Graphite, oil pastels, acrylic and newspaper on sketching paper
25 cm x 19 cm
The collage “Door, NY, 1986” by Betty Zanelli shows a door ajar. In contrast to the background, which presents the bare paper and the sketched spatial environment with black pastels, the front of the door is shaped by newspaper clippings, white and grey colour and black pastel. This gives the whole composition a great three-dimensionality. It seems that the door is swinging into the room. The crosshatched side of the door panel and the dark space behind the door underlines this effect. Interestingly, there is an oblong triangle on the upper right of the panel. It repeats the black of the background. Nevertheless, there are no edges to suggest a three-dimensionality, so that it is unclear, if the triangle indicates an opening or if it is a plane on the surface.

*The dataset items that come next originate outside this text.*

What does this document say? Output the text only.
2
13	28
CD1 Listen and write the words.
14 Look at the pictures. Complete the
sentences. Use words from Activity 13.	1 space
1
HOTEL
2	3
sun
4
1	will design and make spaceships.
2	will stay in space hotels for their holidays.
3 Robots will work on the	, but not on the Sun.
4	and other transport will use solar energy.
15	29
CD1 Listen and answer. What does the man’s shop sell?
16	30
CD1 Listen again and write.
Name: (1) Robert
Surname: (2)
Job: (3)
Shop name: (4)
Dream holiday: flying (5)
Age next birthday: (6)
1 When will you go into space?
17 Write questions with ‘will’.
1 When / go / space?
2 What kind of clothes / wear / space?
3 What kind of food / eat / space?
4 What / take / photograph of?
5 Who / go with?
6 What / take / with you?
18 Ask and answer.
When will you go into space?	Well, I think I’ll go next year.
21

“Door, NY, 1986” is a preparatory sketch for a door leaf, which the artist intended to decorate. At the time before leaving Italy and also after her arrival in New York in the middle of the 1980s, Betty added supplements like painting and collages on doors she found. Often the objects recovered in Italy had ancient latches or locks with old bolts. Others were simpler and had traces of usage. Therein, they resembled the doors found in the decrepit streets of Alphabet City, at this time an impoverished quarter in the East Village of New York. All these doors had their story to recount. Deprived of their original function, they were witnesses of a passed time. To bring them into dialogue with the present, the artist added her elements.

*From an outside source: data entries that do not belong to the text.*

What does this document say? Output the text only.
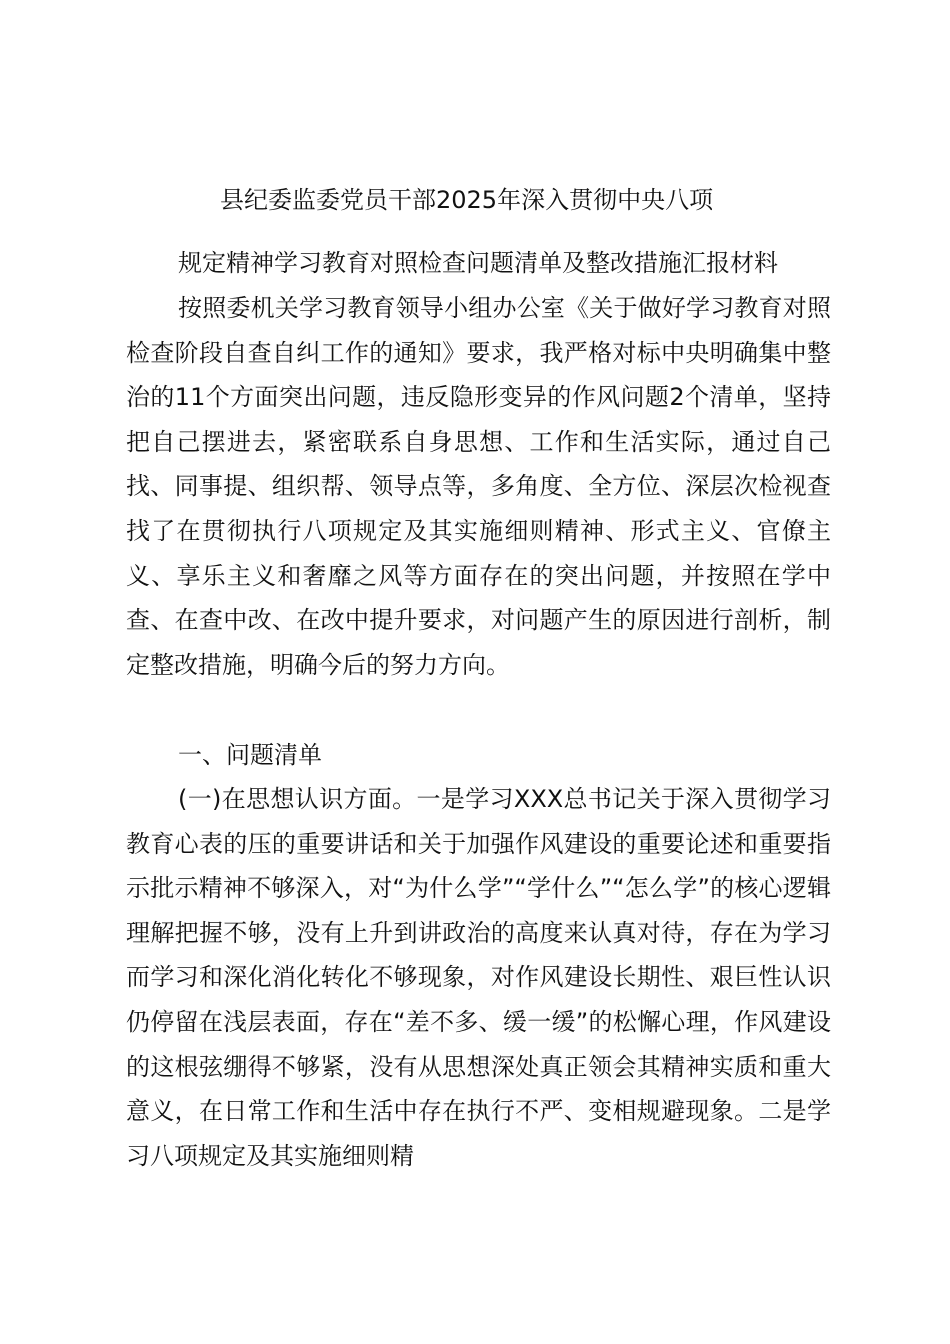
县纪委监委党员干部2025年深入贯彻中央八项
规定精神学习教育对照检查问题清单及整改措施汇报材料

按照委机关学习教育领导小组办公室《关于做好学习教育对照检查阶段自查自纠工作的通知》要求，我严格对标中央明确集中整治的11个方面突出问题，违反隐形变异的作风问题2个清单，坚持把自己摆进去，紧密联系自身思想、工作和生活实际，通过自己找、同事提、组织帮、领导点等，多角度、全方位、深层次检视查找了在贯彻执行八项规定及其实施细则精神、形式主义、官僚主义、享乐主义和奢靡之风等方面存在的突出问题，并按照在学中查、在查中改、在改中提升要求，对问题产生的原因进行剖析，制定整改措施，明确今后的努力方向。

一、问题清单

(一)在思想认识方面。一是学习XXX总书记关于深入贯彻学习教育心表的压的重要讲话和关于加强作风建设的重要论述和重要指示批示精神不够深入，对“为什么学”“学什么”“怎么学”的核心逻辑理解把握不够，没有上升到讲政治的高度来认真对待，存在为学习而学习和深化消化转化不够现象，对作风建设长期性、艰巨性认识仍停留在浅层表面，存在“差不多、缓一缓”的松懈心理，作风建设的这根弦绷得不够紧，没有从思想深处真正领会其精神实质和重大意义，在日常工作和生活中存在执行不严、变相规避现象。二是学习八项规定及其实施细则精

These doors were exhibited in shows in Italy and the US. However, they were no longer in their former context. There were no doorframes; neither hinges to allow an opening or closing, only the pure door leafs. They became artworks with an interchange between history and contemporaneity. In contrast, the sketch shows the door still in its function, since Betty integrated it into an imaginary room. Therefore, the preparatory study could be seen as an independent artwork.
The sketch shows the door leaf without handle and look. At the modelled surface, nothing refers to the origin. Imagined without the suggested environment, the executed oeuvre could be simply a collage on a wooden panel. Though the partly readable newspaper clippings, perhaps indicate a story. With a closer look, one could identify words like “job”, “attrition”, “time”, which remind a little bit the provenance of the panel as a functional element. Nonetheless, the text fades away under the pasty applied colour, as the past disappears in the mist of time. Only the black triangle permits a clear outlook, but it ends in a dark nowhere. In the centre of the plane, as upper layer there is a figure by black pastel. It might be an asemic writing, indecipherable like the present sometimes is, without a broader perspective to history.

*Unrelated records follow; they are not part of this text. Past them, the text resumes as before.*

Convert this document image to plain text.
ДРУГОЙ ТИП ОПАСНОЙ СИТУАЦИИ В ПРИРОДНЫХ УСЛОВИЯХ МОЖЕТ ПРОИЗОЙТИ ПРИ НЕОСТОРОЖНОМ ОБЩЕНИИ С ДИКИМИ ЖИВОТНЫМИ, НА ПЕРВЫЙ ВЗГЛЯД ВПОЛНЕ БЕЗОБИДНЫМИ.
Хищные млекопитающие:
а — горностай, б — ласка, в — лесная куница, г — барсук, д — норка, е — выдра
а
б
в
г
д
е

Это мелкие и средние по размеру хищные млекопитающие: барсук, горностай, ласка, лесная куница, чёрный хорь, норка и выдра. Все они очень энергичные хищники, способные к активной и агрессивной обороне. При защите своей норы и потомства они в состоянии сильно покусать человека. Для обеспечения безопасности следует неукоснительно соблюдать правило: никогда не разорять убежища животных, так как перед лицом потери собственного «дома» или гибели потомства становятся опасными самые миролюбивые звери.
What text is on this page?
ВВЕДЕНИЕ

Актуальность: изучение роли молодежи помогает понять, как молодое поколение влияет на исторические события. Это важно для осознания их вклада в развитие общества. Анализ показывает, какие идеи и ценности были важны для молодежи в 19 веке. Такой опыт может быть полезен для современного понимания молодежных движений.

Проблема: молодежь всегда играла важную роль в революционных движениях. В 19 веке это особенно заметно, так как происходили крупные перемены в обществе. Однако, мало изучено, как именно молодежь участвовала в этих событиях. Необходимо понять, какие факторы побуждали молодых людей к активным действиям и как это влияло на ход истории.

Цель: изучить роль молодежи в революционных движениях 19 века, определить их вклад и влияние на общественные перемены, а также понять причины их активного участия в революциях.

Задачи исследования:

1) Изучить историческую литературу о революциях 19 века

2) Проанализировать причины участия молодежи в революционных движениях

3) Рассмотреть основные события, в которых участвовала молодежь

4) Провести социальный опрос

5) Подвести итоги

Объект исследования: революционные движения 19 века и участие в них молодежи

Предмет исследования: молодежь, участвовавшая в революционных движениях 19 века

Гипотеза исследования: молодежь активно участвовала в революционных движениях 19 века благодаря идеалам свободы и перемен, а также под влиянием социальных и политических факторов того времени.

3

Born in Bologna, Italy, Betty currently works as visual artist and professor for fashion design in her hometown. After her painting studies at the Accademia di Belle Arti (Academy of Fine Arts) in Bologna, she moved to New York in the 1980s, where she lived for eight years. Here she investigated in various media starting from painting through photography to installations. She often included found objects in her works.
Despite all the new influences in a different environment, Betty continued with her project of doors she found, started already in Italy. In 1985, she had the exhibition “Apparenze/Appearances” at the “Studio Mascarella” in Bologna, where she presented ancient doors, with artistic supplements like paintings and collages. A few months later, in January 1986, new old doors were on view at the P.S. 122 Art Gallery, East Village, New York. Even afterwards, she continued with the subject. An example is the preparatory sketch “Door, NY, 1986” made in summer 1986. This oeuvre is our artwork of the month / March 2019.
In the first half of the 1990s, Betty participated in the Project Studio Space Program, offered by her first American exhibitor, the P.S. 122 Art Gallery. During this time, she presented her works in several personal and group exhibitions in New York and Los Angeles. Returning to her home country, she continued her artistic researches and placed her works regularly in artistic shows in Italy and abroad, mainly in Berlin, London, Rome and Bologna.
Starting in 2000, Betty approached digital photography and digital print. Here she focused on popular iconography and pop culture, with a special attention on childhood. In 2011, during a period of research in Berlin, the artist discovered the Spreepark, the former DDR Kulturpark (the only permanent amusement park of the GDR). Deserted after several initiatives of revitalization, at the time there were still some of the old structures, struggling against the decay and the re-conquest by the nature. During two artist residencies in 2014 and 2015 at the Berlin based “Institut für Alles Mögliche”, she could deepen her research on inconsistent aspects in urban spaces and her particular interest on abandoned spaces of entertainment like amusement parks. Here she completed her shoots of the Spreepark series, from which our Artwork of the Month / April 2016 is taken.
Since 2017, Betty works on her Transboundary-Project, at first glance a documentation about migratory movements of birds of passage. Nevertheless, it is also about human migration and visible and invisible borders. Varying installations of the project were displayed at the Büro für Bestimmte Dinge, Berlin (2017), at the Biennale Disegno di Rimini (2018) and at the Cobalto Lab (2019).